On June 7th the independent US think-tank Tax Foundation released The Economic Effects of the Lower Tax Rate on Dividends, a special report which analyzes the double-level of taxation on corporate profits in the US. According to the report, equity-financed investment profits in the US are taxed under corporate income tax and, subsequently, under personal income tax when profits are distributed as dividend payments. In 2011 the cumulative tax liability on corporate profits will increase to 67.6 percent, exceeding rates levied across all the OECD and G7 member nations.

The double-taxation “problem” is currently partially addressed by the Jobs and Growth Tax Relief Reconciliation Act of 2003. Although the Act will expire at the end of 2010, effectively raising the capital gains tax rate from 20 percent to a rate of 39.6 percent. The hike will be compounded by the introduction of a 3.8 percent Medicare Tax levy and a 1.05 percent to the individual-level State Dividend Tax Rate.

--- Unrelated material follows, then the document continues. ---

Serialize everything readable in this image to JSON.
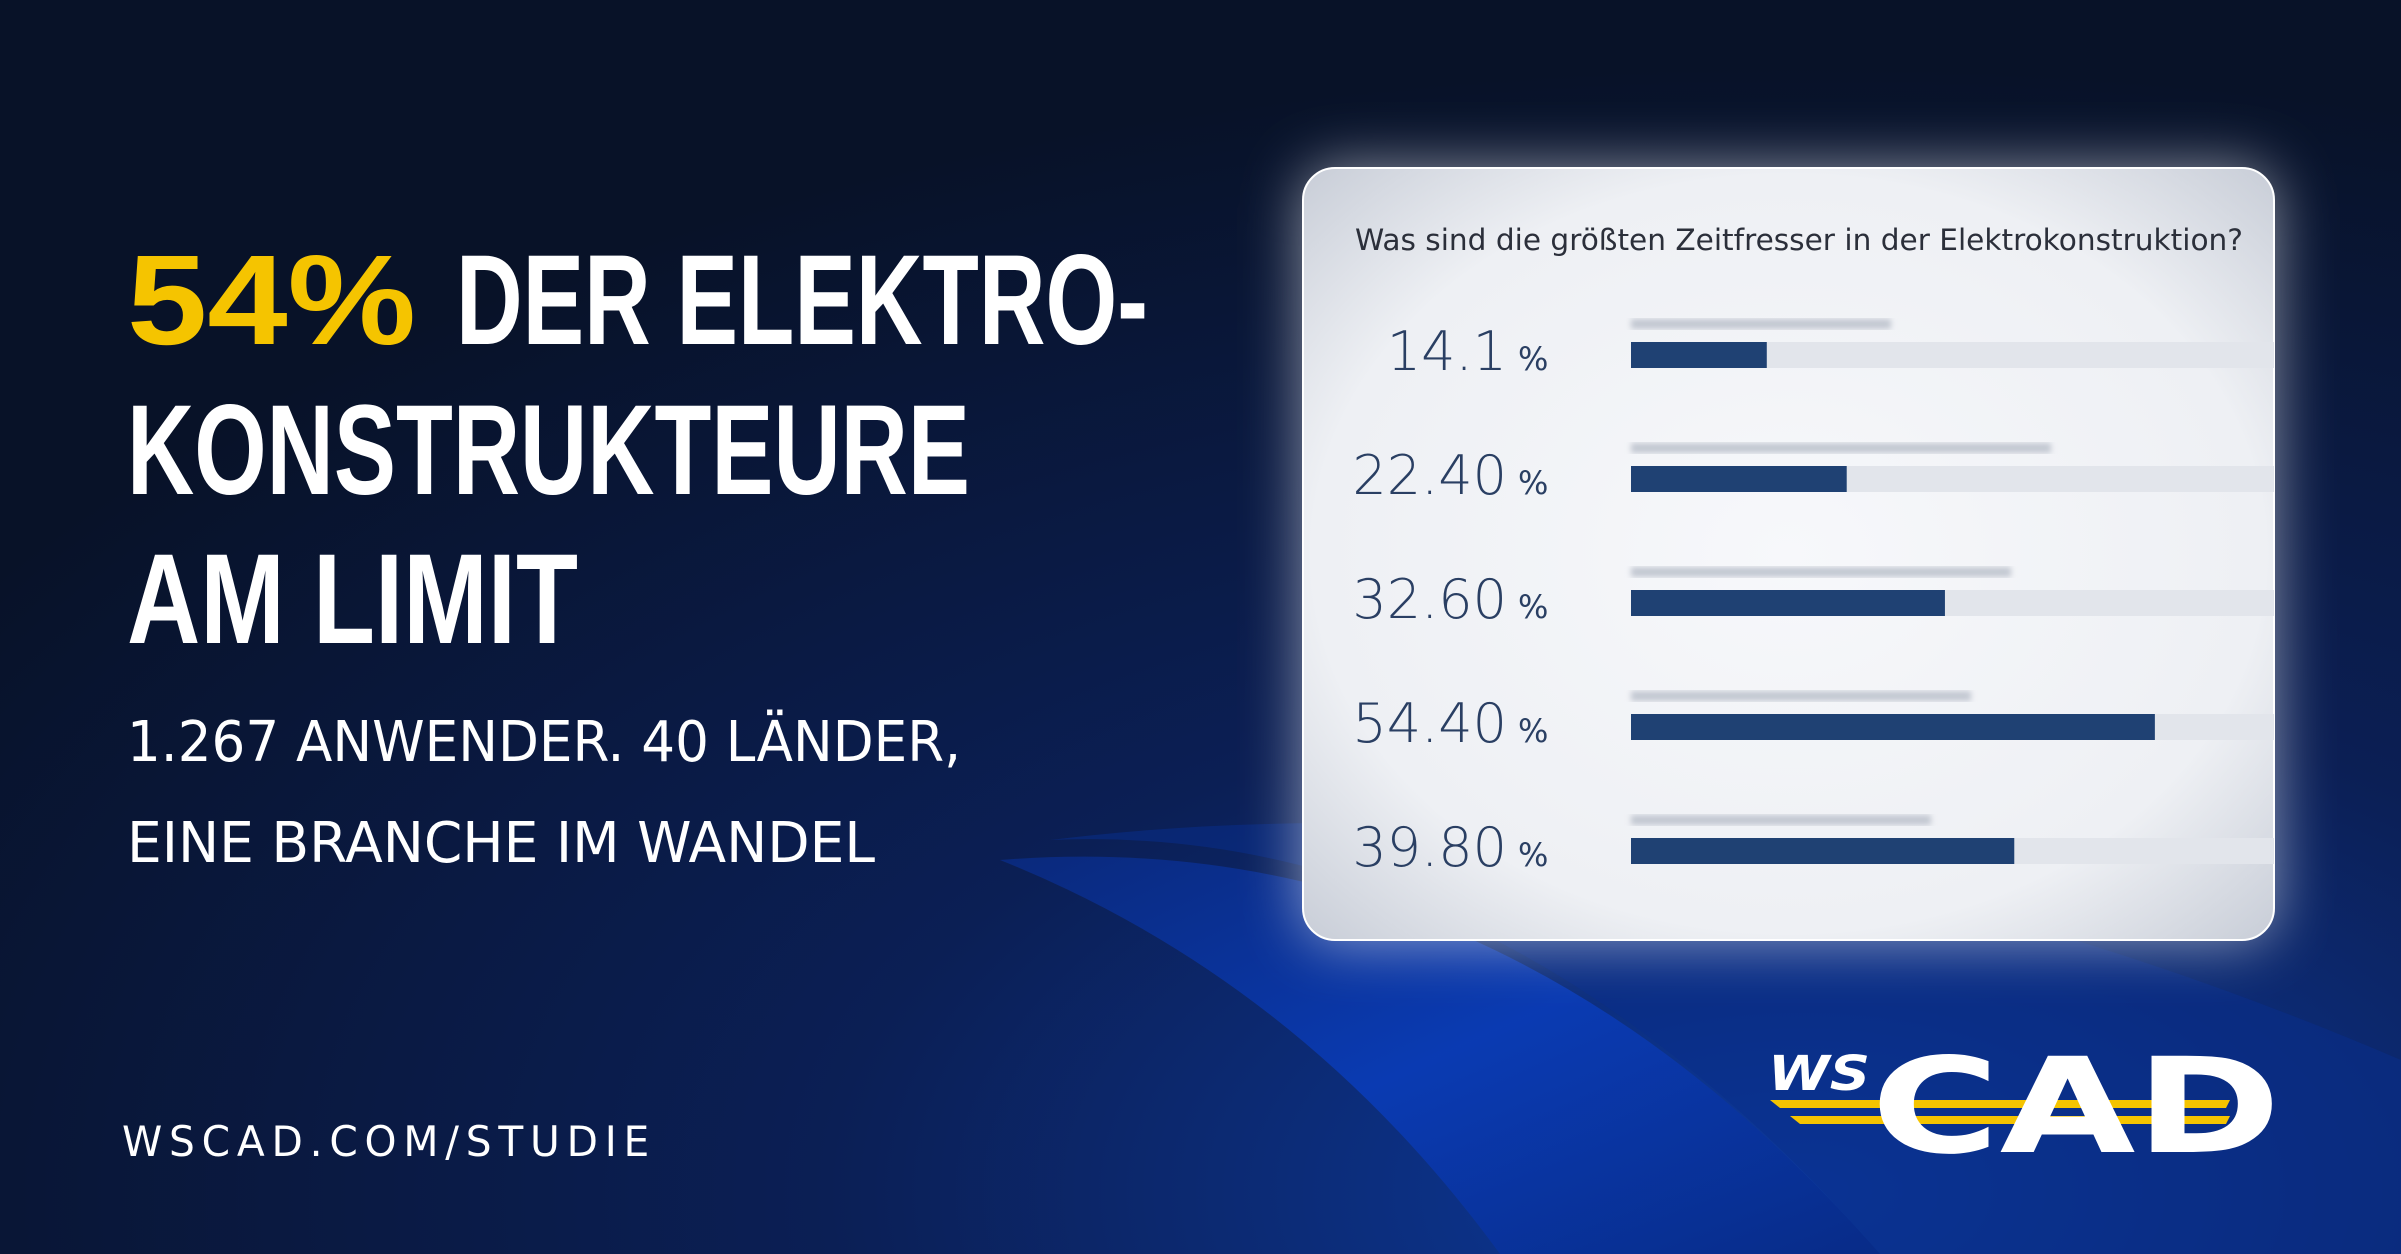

According to the report, the high level of double-taxation on corporate profits leads to a investment imbalance whereby productive corporate investments are unjustly considered inferior to other forms of investments. The tax burden also reduces to overall national levels capital formation and aggregate investment. The tax bias against equity-capital also leads to an over-reliance on debt financing, leading to inherently higher risks of corporate bankruptcy. The report summarized the situation, saying, “…by injecting tax considerations into investment decisions, the double tax reduces the productive capacity of the U.S. economy and serves, ultimately, to reduce the living standards of U.S. citizens.”